Hirano Daiki, Oka Shiro, Tanaka Shinji, Sumimoto Kyoku, Ninomiya Yuki, Tamaru Yuzuru, Shigita Kenjiro, Hayashi Nana, Urabe Yuji, Kitadai Yasuhiko, Shimamoto Fumio, Arihiro Koji, Chayama Kazuaki
Department of Gastroenterology and Metabolism, Hiroshima University Hospital, 1-2-3 Kasumi, Minami-ku, Hiroshima, 734-8551, Japan.
Department of Endoscopy, Hiroshima University Hospital, Hiroshima, Japan.
BMC Gastroenterol. 2017 Dec 12;17(1):158. doi: 10.1186/s12876-017-0702-x.
Serrated adenocarcinoma (SAC) is a distinct colorectal carcinoma variant that accounts for approximately 7.5% of all advanced colorectal carcinomas. While its prognosis is worse than conventional carcinoma, its early-stage clinicopathologic features are unclear. We therefore aimed to clarify the clinicopathologic and endoscopic characteristics of early-stage SACs.
Forty consecutive early-stage SAC patients at Hiroshima University Hospital were enrolled; SACs were classified into epithelial serration (Group A, n = 17) and non-epithelial serration (Group B, n = 23) groups. Additionally, we classified serrated adenoma into 4 types: sessile serrated adenoma (SSA), traditional serrated adenoma (TSA), unclassified, and non-serrated adenoma type.

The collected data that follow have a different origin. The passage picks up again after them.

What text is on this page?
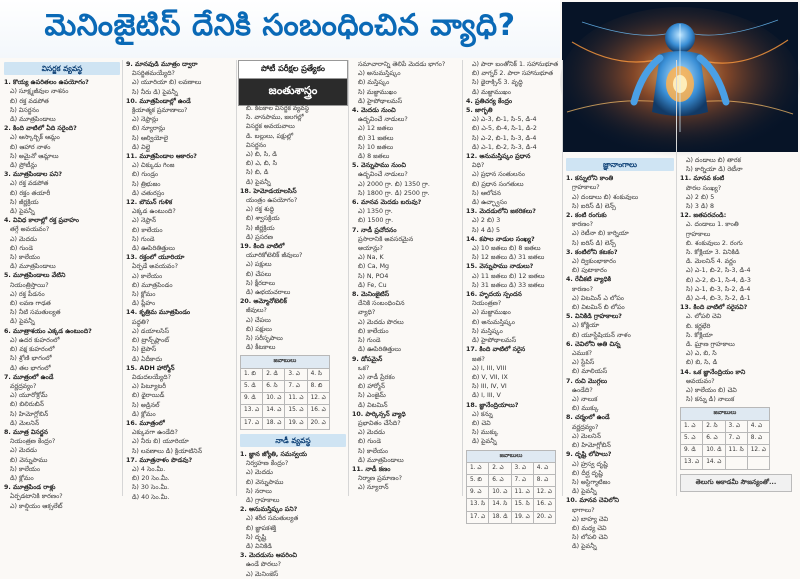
మెనింజైటిస్ దేనికి సంబంధించిన వ్యాధి?
విసర్జక వ్యవస్థ

1. కొయ్య ఉపరితలం ఉపయోగం?

ఎ) సూక్ష్మజీవుల నాశనం

బి) రక్త వడపోత

సి) విసర్జనం

డి) మూత్రపిండాలు

2. కింది వాటిలో ఏది సరైంది?

ఎ) ఆస్కార్బిక్ ఆమ్లం

బి) ఆహార నాళం

సి) అమైనో ఆమ్లాలు

డి) ప్రోటీన్లు

3. మూత్రపిండాల పని?

ఎ) రక్త వడపోత

బి) రక్తం తయారీ

సి) జీర్ణక్రియ

డి) పైవన్నీ

4. వివిధ కాలాల్లో రక్త ప్రవాహం

తగ్గే అవయవం?

ఎ) మెదడు

బి) గుండె

సి) కాలేయం

డి) మూత్రపిండాలు

5. మూత్రపిండాలు వేటిని

నియంత్రిస్తాయి?

ఎ) రక్త పీడనం

బి) లవణ గాఢత

సి) నీటి సమతుల్యత

డి) పైవన్నీ

6. మూత్రాశయం ఎక్కడ ఉంటుంది?

ఎ) ఉదర కుహరంలో

బి) వక్ష కుహరంలో

సి) శ్రోణి భాగంలో

డి) తల భాగంలో

7. మూత్రంలో ఉండే

వర్ణద్రవ్యం?

ఎ) యూరోక్రోమ్

బి) బిలిరుబిన్

సి) హిమోగ్లోబిన్

డి) మెలనిన్

8. మూత్ర విసర్జన

నియంత్రణ కేంద్రం?

ఎ) మెదడు

బి) వెన్నుపాము

సి) కాలేయం

డి) క్లోమం

9. మూత్రపిండ రాళ్లు

ఏర్పడటానికి కారణం?

ఎ) కాల్షియం ఆక్సలేట్

9. మానవుడి మూత్రం ద్వారా

విసర్జితమయ్యేది?

ఎ) యూరియా బి) లవణాలు

సి) నీరు డి) పైవన్నీ

10. మూత్రపిండాల్లో ఉండే

క్రియాత్మక ప్రమాణాలు?

ఎ) నెఫ్రాన్లు

బి) న్యూరాన్లు

సి) ఆల్వియోలై

డి) విల్లై

11. మూత్రపిండాల ఆకారం?

ఎ) చిక్కుడు గింజ

బి) గుండ్రం

సి) త్రిభుజం

డి) చతురస్రం

12. బౌమన్ గుళిక

ఎక్కడ ఉంటుంది?

ఎ) నెఫ్రాన్

బి) కాలేయం

సి) గుండె

డి) ఊపిరితిత్తులు

13. రక్తంలో యూరియా

ఏర్పడే అవయవం?

ఎ) కాలేయం

బి) మూత్రపిండం

సి) క్లోమం

డి) ప్లీహం

14. కృత్రిమ మూత్రపిండం

పద్ధతి?

ఎ) డయాలసిస్

బి) ట్రాన్స్‌ప్లాంట్

సి) బైపాస్

డి) ఏదీకాదు

15. ADH హార్మోన్

విడుదలయ్యేది?

ఎ) పిట్యూటరీ

బి) థైరాయిడ్

సి) అడ్రినల్

డి) క్లోమం

16. మూత్రంలో

ఎక్కువగా ఉండేది?

ఎ) నీరు బి) యూరియా

సి) లవణాలు డి) క్రియాటినిన్

17. మూత్రనాళం పొడవు?

ఎ) 4 సెం.మీ.

బి) 20 సెం.మీ.

సి) 30 సెం.మీ.

డి) 40 సెం.మీ.

పోటీ పరీక్షల ప్రత్యేకం
జంతుశాస్త్రం

బి. కీటకాల విసర్జక వ్యవస్థ

సి. వానపాము, జలగల్లో

విసర్జక అవయవాలు

డి. బల్లులు, పక్షుల్లో

విసర్జనం

ఎ) బి, సి, డి

బి) ఎ, బి, సి

సి) బి, డి

డి) పైవన్నీ

18. హెమోడయాలసిస్

యంత్రం ఉపయోగం?

ఎ) రక్త శుద్ధి

బి) శ్వాసక్రియ

సి) జీర్ణక్రియ

డి) ప్రసరణ

19. కింది వాటిలో

యూరికోటెలిక్ జీవులు?

ఎ) పక్షులు

బి) చేపలు

సి) క్షీరదాలు

డి) ఉభయచరాలు

20. అమ్మోనోటెలిక్

జీవులు?

ఎ) చేపలు

బి) పక్షులు

సి) సరీసృపాలు

డి) కీటకాలు

జవాబులు			
1. బి	2. డి	3. ఎ	4. సి
5. డి	6. సి	7. ఎ	8. బి
9. డి	10. ఎ	11. ఎ	12. ఎ
13. ఎ	14. ఎ	15. ఎ	16. ఎ
17. ఎ	18. ఎ	19. ఎ	20. ఎ
నాడీ వ్యవస్థ

1. జ్ఞాన జ్యోతి, సమన్వయ

నిర్వహణ కేంద్రం?

ఎ) మెదడు

బి) వెన్నుపాము

సి) నరాలు

డి) గ్రాహకాలు

2. అనుమస్తిష్కం పని?

ఎ) శరీర సమతుల్యత

బి) జ్ఞాపకశక్తి

సి) దృష్టి

డి) వినికిడి

3. మెదడును ఆవరించి

ఉండే పొరలు?

ఎ) మెనింజెస్

సమాచారాన్ని తెలిపే మెదడు భాగం?

ఎ) అనుమస్తిష్కం

బి) మస్తిష్కం

సి) మజ్జాముఖం

డి) హైపోథాలమస్

4. మెదడు నుంచి

ఉద్భవించే నాడులు?

ఎ) 12 జతలు

బి) 31 జతలు

సి) 10 జతలు

డి) 8 జతలు

5. వెన్నుపాము నుంచి

ఉద్భవించే నాడులు?

ఎ) 2000 గ్రా. బి) 1350 గ్రా.

సి) 1800 గ్రా. డి) 2500 గ్రా.

6. మానవ మెదడు బరువు?

ఎ) 1350 గ్రా.

బి) 1500 గ్రా.

7. నాడీ ప్రచోదనం

ప్రసారానికి అవసరమైన

అయాన్లు?

ఎ) Na, K

బి) Ca, Mg

సి) N, PO4

డి) Fe, Cu

8. మెనింజైటిస్

దేనికి సంబంధించిన

వ్యాధి?

ఎ) మెదడు పొరలు

బి) కాలేయం

సి) గుండె

డి) ఊపిరితిత్తులు

9. డోపమైన్

ఒక?

ఎ) నాడీ ప్రేరకం

బి) హార్మోన్

సి) ఎంజైమ్

డి) విటమిన్

10. పార్కిన్సన్ వ్యాధి

ప్రభావితం చేసేది?

ఎ) మెదడు

బి) గుండె

సి) కాలేయం

డి) మూత్రపిండాలు

11. నాడీ కణం

నిర్మాణ ప్రమాణం?

ఎ) న్యూరాన్

ఎ) పారా బంతోనిక్ 1. సహానుభూత

బి) వాగ్నర్ 2. పారా సహానుభూత

సి) థైరాక్సిన్ 3. వృద్ధి

డి) మజ్జాముఖం

4. ప్రతిచర్య కేంద్రం

5. జాగృతి

ఎ) ఎ-3, బి-1, సి-5, డి-4

బి) ఎ-5, బి-4, సి-1, డి-2

సి) ఎ-2, బి-1, సి-3, డి-4

డి) ఎ-1, బి-2, సి-3, డి-4

12. అనుమస్తిష్కం ప్రధాన

విధి?

ఎ) ప్రధాన సంతులనం

బి) ప్రధాన సంగతులు

సి) ఆలోచన

డి) ఉచ్ఛ్వాసం

13. మెదడులోని జఠరికలు?

ఎ) 2 బి) 3

సి) 4 డి) 5

14. కపాల నాడుల సంఖ్య?

ఎ) 10 జతలు బి) 8 జతలు

సి) 12 జతలు డి) 31 జతలు

15. వెన్నుపాము నాడులు?

ఎ) 11 జతలు బి) 12 జతలు

సి) 31 జతలు డి) 33 జతలు

16. హృదయ స్పందన

నియంత్రణ?

ఎ) మజ్జాముఖం

బి) అనుమస్తిష్కం

సి) మస్తిష్కం

డి) హైపోథాలమస్

17. కింది వాటిలో సరైన

జత?

ఎ) I, III, VIII

బి) V, VII, IX

సి) III, IV, VI

డి) I, III, V

18. జ్ఞానేంద్రియాలు?

ఎ) కన్ను

బి) చెవి

సి) ముక్కు

డి) పైవన్నీ

జవాబులు			
1. ఎ	2. ఎ	3. ఎ	4. ఎ
5. బి	6. ఎ	7. ఎ	8. ఎ
9. ఎ	10. ఎ	11. ఎ	12. ఎ
13. సి	14. సి	15. సి	16. ఎ
17. ఎ	18. డి	19. ఎ	20. ఎ
జ్ఞానాంగాలు

1. కన్నులోని కాంతి

గ్రాహకాలు?

ఎ) దండాలు బి) శంకువులు

సి) ఐరిస్ డి) లెన్స్

2. కంటి రంగుకు

కారణం?

ఎ) రెటీనా బి) కార్నియా

సి) ఐరిస్ డి) లెన్స్

3. కంటిలోని కటకం?

ఎ) ద్వికుంభాకారం

బి) పుటాకారం

4. రేచీకటి వ్యాధికి

కారణం?

ఎ) విటమిన్ ఎ లోపం

బి) విటమిన్ బి లోపం

5. వినికిడి గ్రాహకాలు?

ఎ) కోక్లియా

బి) యూస్టేషియన్ నాళం

6. చెవిలోని అతి చిన్న

ఎముక?

ఎ) స్టేపిస్

బి) మాలియస్

7. రుచి మొగ్గలు

ఉండేది?

ఎ) నాలుక

బి) ముక్కు

8. చర్మంలో ఉండే

వర్ణద్రవ్యం?

ఎ) మెలనిన్

బి) హిమోగ్లోబిన్

9. దృష్టి లోపాలు?

ఎ) హ్రస్వ దృష్టి

బి) దీర్ఘ దృష్టి

సి) అస్టిగ్మాటిజం

డి) పైవన్నీ

10. మానవ చెవిలోని

భాగాలు?

ఎ) బాహ్య చెవి

బి) మధ్య చెవి

సి) లోపలి చెవి

డి) పైవన్నీ

ఎ) దండాలు బి) తారక

సి) కార్నియా డి) రెటీనా

11. మానవ కంటి

పొరల సంఖ్య?

ఎ) 2 బి) 5

సి) 3 డి) 8

12. జతపరచండి:

ఎ. దండాలు 1. కాంతి

గ్రాహకాలు

బి. శంకువులు 2. రంగు

సి. కోక్లియా 3. వినికిడి

డి. మెలనిన్ 4. వర్ణం

ఎ) ఎ-1, బి-2, సి-3, డి-4

బి) ఎ-2, బి-1, సి-4, డి-3

సి) ఎ-1, బి-3, సి-2, డి-4

డి) ఎ-4, బి-3, సి-2, డి-1

13. కింది వాటిలో సరైనవి?

ఎ. లోపలి చెవి

బి. కర్ణభేరి

సి. కోక్లియా

డి. ఘ్రాణ గ్రాహకాలు

ఎ) ఎ, బి, సి

బి) బి, సి, డి

14. ఒక జ్ఞానేంద్రియం కాని

అవయవం?

ఎ) కాలేయం బి) చెవి

సి) కన్ను డి) నాలుక

జవాబులు			
1. ఎ	2. సి	3. ఎ	4. ఎ
5. ఎ	6. ఎ	7. ఎ	8. ఎ
9. డి	10. డి	11. సి	12. ఎ
13. ఎ	14. ఎ		
తెలుగు అకాడమీ సౌజన్యంతో...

There were significant differences between Groups A and B in terms of tumor size (27.6 vs. 43.1 mm), incidences of T1 carcinoma (71% vs. 13%), and having the same color as normal mucosa (47% vs. 17%), respectively (p <0.01). In SACs >20 mm, the incidence of T1 carcinoma in Group A (70%) was significantly greater than that in Group B (13%) (p <0.05). There were significant differences in 'Japan NBI Expert Team' type 3 and type V pit pattern classifications between the 2 groups. The average TSA-type tumor size (42.6 mm) was significantly larger than that of the SSA (17.2 mm) and non-serrated component types (18.3 mm). The incidences of submucosal invasion in SSA- (80%), unclassified- (100%), and non-serrated-type (100%) tumors were significantly higher than that in the TSA type (11%).
Epithelial serration in the cancerous area and a non-TSA background indicated aggressive behavior in early-stage SACs.
锯齿状腺癌(SAC)是一种独特的结直肠癌变体,约占所有晚期结直肠癌的7.5%。虽然其预后比传统癌更差,但其早期临床病理特征尚不清楚。因此,我们旨在阐明早期SAC的临床病理和内镜特征。
连续纳入广岛大学医院的40例早期SAC患者;SAC分为上皮锯齿状(A组,n = 17)和非上皮锯齿状(B组,n = 23)两组。此外,我们将锯齿状腺瘤分为4种类型:无蒂锯齿状腺瘤(SSA)、传统锯齿状腺瘤(TSA)、未分类型和非锯齿状腺瘤型。
A组和B组在肿瘤大小(27.6对43.1mm)、T1期癌发生率(71%对13%)以及与正常黏膜颜色相同的发生率(47%对17%)方面存在显著差异(p <0.01)。在直径>20mm的SAC中,A组T1期癌的发生率(70%)显著高于B组(13%)(p <0.05)。两组之间在“日本窄带成像专家团队”3型和V型凹陷模式分类方面存在显著差异。TSA型肿瘤的平均大小(42.6mm)显著大于SSA型(17.2mm)和非锯齿状成分类型(18.3mm)。SSA型(80%)、未分类型(100%)和非锯齿状型(100%)肿瘤的黏膜下侵犯发生率显著高于TSA型(11%)。
癌灶中的上皮锯齿状和非TSA背景表明早期SAC具有侵袭性。